Cette indifférence de Michel
Ardan ne pouvait contenter Barbicane. Non que celui-ci s’inquiétât de
l’avenir! Mais pourquoi son projectile avait dévié, c’est ce
qu’il voulait savoir à tout prix.
Cependant le boulet continuait
à se déplacer latéralement à la Lune, et avec lui le cortège d’objets
jetés au-dehors.

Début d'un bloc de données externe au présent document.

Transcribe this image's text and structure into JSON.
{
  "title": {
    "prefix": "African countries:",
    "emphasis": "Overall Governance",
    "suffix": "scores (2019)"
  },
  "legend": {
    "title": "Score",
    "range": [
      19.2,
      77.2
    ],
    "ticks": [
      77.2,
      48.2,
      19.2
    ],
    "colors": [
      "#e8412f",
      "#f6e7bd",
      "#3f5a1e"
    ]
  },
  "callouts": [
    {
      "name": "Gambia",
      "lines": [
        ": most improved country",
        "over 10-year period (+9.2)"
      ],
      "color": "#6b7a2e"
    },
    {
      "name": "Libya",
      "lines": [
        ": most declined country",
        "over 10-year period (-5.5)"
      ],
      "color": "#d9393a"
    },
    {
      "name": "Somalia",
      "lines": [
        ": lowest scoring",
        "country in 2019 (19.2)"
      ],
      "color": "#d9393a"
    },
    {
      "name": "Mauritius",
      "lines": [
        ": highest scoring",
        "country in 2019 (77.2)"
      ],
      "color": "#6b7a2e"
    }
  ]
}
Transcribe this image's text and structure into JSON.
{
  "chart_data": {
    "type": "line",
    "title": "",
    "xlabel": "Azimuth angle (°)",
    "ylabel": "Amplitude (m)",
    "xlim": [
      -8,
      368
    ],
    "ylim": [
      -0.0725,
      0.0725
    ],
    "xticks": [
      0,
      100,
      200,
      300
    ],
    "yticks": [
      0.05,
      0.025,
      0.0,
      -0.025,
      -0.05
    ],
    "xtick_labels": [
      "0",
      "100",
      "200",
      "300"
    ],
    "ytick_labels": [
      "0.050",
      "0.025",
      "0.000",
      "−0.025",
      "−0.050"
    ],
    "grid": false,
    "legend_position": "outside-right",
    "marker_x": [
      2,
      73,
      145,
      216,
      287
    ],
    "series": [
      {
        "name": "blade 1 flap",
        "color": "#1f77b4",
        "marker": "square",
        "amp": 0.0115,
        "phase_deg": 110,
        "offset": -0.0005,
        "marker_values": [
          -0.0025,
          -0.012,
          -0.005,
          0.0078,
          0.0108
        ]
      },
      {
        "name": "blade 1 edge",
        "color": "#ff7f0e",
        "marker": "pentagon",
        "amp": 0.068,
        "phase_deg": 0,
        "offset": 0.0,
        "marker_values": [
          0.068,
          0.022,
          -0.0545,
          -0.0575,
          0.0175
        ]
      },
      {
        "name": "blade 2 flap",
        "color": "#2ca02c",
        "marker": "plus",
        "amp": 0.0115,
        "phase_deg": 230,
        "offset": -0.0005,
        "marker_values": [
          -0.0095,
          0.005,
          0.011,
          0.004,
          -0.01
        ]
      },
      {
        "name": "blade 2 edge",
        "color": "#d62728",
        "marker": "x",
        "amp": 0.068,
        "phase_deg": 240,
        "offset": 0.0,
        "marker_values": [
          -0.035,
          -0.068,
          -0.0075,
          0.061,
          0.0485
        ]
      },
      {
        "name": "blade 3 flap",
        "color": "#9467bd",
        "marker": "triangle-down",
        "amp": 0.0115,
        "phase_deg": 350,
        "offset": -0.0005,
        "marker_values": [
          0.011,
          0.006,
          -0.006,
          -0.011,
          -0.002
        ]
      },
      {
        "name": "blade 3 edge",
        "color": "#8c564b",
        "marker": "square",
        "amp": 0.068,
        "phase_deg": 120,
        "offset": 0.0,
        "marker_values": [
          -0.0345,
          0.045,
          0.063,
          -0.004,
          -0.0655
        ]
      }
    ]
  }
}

Barbicane put même constater, par des points de repère relevés
sur la Lune dont la distance était inférieure à deux mille lieues, que sa
vitesse devenait uniforme. Nouvelle preuve qu’il n’y avait pas
chute. La force d’impulsion l’emportait encore sur
l’attraction lunaire, mais la trajectoire du projectile le rapprochait
certainement du disque lunaire, et l’on pouvait espérer qu’à une
distance plus rapprochée, l’action de la pesanteur prédominerait et
provoquerait définitivement une chute.
Les trois amis n’ayant rien
de mieux à faire, continuèrent leurs observations. Cependant, ils ne pouvaient
encore déterminer les dispositions topographiques du satellite. Tous ces
reliefs se nivelaient sous la projection des rayons solaires.
Ils regardèrent ainsi par les
vitres latérales jusqu’à huit heures du soir. La Lune avait alors
tellement grossi à leurs yeux qu’elle masquait toute une moitié du
firmament. Le Soleil d’un côté, l’astre des nuits de l’autre,
inondaient le projectile de lumière.
En ce moment, Barbicane crut
pouvoir estimer à sept cents lieues seulement la distance qui les séparait de
leur but. La vitesse du projectile lui parut être de deux cents mètres par
seconde, soit environ cent soixante-dix lieues à l’heure. Le culot du
boulet tendait à se tourner vers la Lune sous l’influence de la force
centripète; mais la force centrifuge l’emportant toujours, il devenait
probable que la trajectoire rectiligne se changerait en une courbe quelconque
dont on ne pouvait déterminer la nature.
Barbicane cherchait toujours
la solution de son insoluble problème.
Les heures s’écoulaient
sans résultat. Le projectile se rapprochait visiblement de la Lune, mais il
était visible aussi qu’il ne l’atteindrait pas. Quant à la plus
courte distance à laquelle il en passerait, elle serait la résultante des deux
forces, attractive et répulsive, qui sollicitaient le mobile.
«Je ne demande qu’une
chose, répétait Michel: passer assez près de la Lune pour en pénétrer les
secrets!
—Maudite soit alors,
s’écria Nicholl, la cause qui a fait dévier notre projectile!
—Maudit soit alors,
répondit Barbicane, comme si son esprit eût été soudainement frappé, maudit
soit le bolide que nous avons croisé en route!
—Hein! fit Michel Ardan.
—Que voulez-vous dire?
s’écria Nicholl.
—Je veux dire, répondit
Barbicane d’un ton convaincu, je veux dire que notre déviation est
uniquement due à la rencontre de ce corps errant!
—Mais il ne nous a pas
même effleurés, répondit Michel.
—Qu’importe. Sa
masse, comparée à celle de notre projectile était énorme, et son attraction a
suffi pour influer sur notre direction.
—Si peu! s’écria
Nicholl.
—Oui, Nicholl, mais si
peu que ce soit, répondit Barbicane, sur une distance de quatre-vingt-quatre
mille lieues, il n’en fallait pas davantage pour manquer la Lune!»